Tabi, kahraman olacağım diye başlattığı macerasını, bir terör örgütünün yalanlarına arka çıkar bir halde sonlandırır. Böylelikle hem bir terör örgütünün oyuncağı olurken hem de örgütün katliamlarına sesini çıkarmayan biri oluverir. Niyet baştan kötü olunca, sonuç da mutlaka kötü bir yere varıyor.
Ve hatta bu kadarla da kalmaz. Gider cezaevlerini ziyaret eder ve üstüne cezaevi şartlarını “iyileştirmekten” falan bahseder. Sanki cezaevindeki mahkumlar sebepsiz yere oradaymış gibi. Onların kahramanı olacak ya… Ama bir kere de cezaevlerindekilerin canını yaktığı insanları evlerinde, katlettiklerini mezarda ziyaret etmez. Onlar ölü değil mi? Senin peşine düşemez, sana figüranlık yapamaz. Üstelik zarar görmüş insanların hakkının peşine düşersen yaşayanlarla karşı karşıya gelirsin. Ne gerek var “faydalı iş” yapmaya! Sen sadece vakit kaybet ve kaybettir, kendi kahramanlığın için çalış. Çünkü hayattaki tek hedefi kendi efsanesi için yaşamak ve tabi bunun için müşteri aramak.
Ayrıca, tüm bunlar bir yana, cehaletini ukala taklidi ile örtme etkinliğinin sadece kahramancıklık rolü olması da aslında neden kendini bu şekilde sıfatlandıran insanların sürekli olarak birbirleri ile kavgalı olduklarını da göstermektedir.
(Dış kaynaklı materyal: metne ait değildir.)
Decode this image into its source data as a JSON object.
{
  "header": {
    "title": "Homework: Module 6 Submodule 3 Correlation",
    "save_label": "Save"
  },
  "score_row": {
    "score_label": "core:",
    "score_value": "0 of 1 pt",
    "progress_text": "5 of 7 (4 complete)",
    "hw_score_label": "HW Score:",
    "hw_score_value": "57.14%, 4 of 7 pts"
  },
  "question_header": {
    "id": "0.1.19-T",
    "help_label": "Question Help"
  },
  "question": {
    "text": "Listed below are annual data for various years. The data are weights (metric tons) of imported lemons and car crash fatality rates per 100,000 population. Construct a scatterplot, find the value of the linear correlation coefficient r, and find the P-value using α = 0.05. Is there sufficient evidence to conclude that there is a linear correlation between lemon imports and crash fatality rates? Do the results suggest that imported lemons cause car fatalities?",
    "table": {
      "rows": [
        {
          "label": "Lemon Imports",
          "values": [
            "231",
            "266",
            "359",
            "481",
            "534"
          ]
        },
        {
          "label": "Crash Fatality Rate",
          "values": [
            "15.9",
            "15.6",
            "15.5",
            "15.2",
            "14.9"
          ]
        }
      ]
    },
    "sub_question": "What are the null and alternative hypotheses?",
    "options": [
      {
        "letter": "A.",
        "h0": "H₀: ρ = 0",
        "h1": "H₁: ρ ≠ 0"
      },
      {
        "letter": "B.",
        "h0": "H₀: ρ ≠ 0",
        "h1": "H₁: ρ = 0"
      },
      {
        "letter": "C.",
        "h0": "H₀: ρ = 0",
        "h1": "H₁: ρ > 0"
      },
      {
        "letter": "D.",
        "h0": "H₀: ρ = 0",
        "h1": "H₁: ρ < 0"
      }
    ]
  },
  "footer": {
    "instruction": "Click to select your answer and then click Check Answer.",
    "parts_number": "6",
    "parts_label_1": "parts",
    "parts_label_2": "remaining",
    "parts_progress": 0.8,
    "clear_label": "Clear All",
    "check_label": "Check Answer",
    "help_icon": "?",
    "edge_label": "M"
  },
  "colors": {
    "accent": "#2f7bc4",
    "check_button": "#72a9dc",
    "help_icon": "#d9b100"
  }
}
Daha doğrusu birbirleri ile kavgaları olmaları bu etkinliğin sadece kahramancılık oyunu olduğunu tek başına ispat etmektedir. Çünkü oyunlarında, yanında aynı oyunu oynayan rakip istemezler.
O zaman solculuk nedir?
Cehaletini ukala taklidi ile kapatma sanatı ya da avamların kahramanlık oyunu ya da işçileri aşağılama sanatı… (Tek tanım diye yol çıktık ama görünen o ki, bu, bu konu için çok da mümkün değilmiş.)
- "İyi de insanlar kahraman olamaz mı yani? Başkalarının iyiliği için fedakârlık yapamaz mı? Herkes mi kötü niyetli?"
(Hadi resmi dili bir kenara bırakalım.) Kahraman olmak istiyorsan önce birikim sahibi olmalısın. Bunun için de çok çok uzun yıllar çalışman gerekiyor. Daha sonra da fedakâr olmak zorundasın. Ki kahramanlık temelde “istek” işi değil, “fedakârlık” işidir. Bunlar yoksa sakın ortalıkta gözükme. Çünkü bunlar olmadan piyasaya çıkarsan kendini çok zor durumda, sonradan çok pişman olacağın bir halde bulursun. İşte; önder, lider, başkan, hoca vs. gibi çok değişik sıfatlarla bir şekilde ortaya çıkmışların en sonunda rezilliğe batmaları bu kurala uymamalarından kaynaklanmaktadır. Bakarasın, içeriği bomboş etkinlikler yapar, yaparken de “eşitlik” gibi, “adalet” gibi sözleri kendine malzeme eder. Ama sorsan adaletin, eşitliğin tanımını yapamaz. Tanım yapabilme birikim ister ya, ondan. Ama etkinliği düzenler kimisi açlık etkinliği yapar. Kimisi toplantı etkinliği yapar. Kimisi yürüyüş etkinliği yapar. Hatta yaparken kilometrelerce yürür (ve tabi hesapsız para harcatır) ama tanım yapamaz. Birikim ve akıl etkinliği yapamaz. Çünkü zor olan iş budur. İşte bu tip bir, avamın görüntü verme, kendi efsanesini yaşama etkinliğinde, kahramanlık oyunu oynamaya çalışan avamın arkasında gözükecek figüran olmayın.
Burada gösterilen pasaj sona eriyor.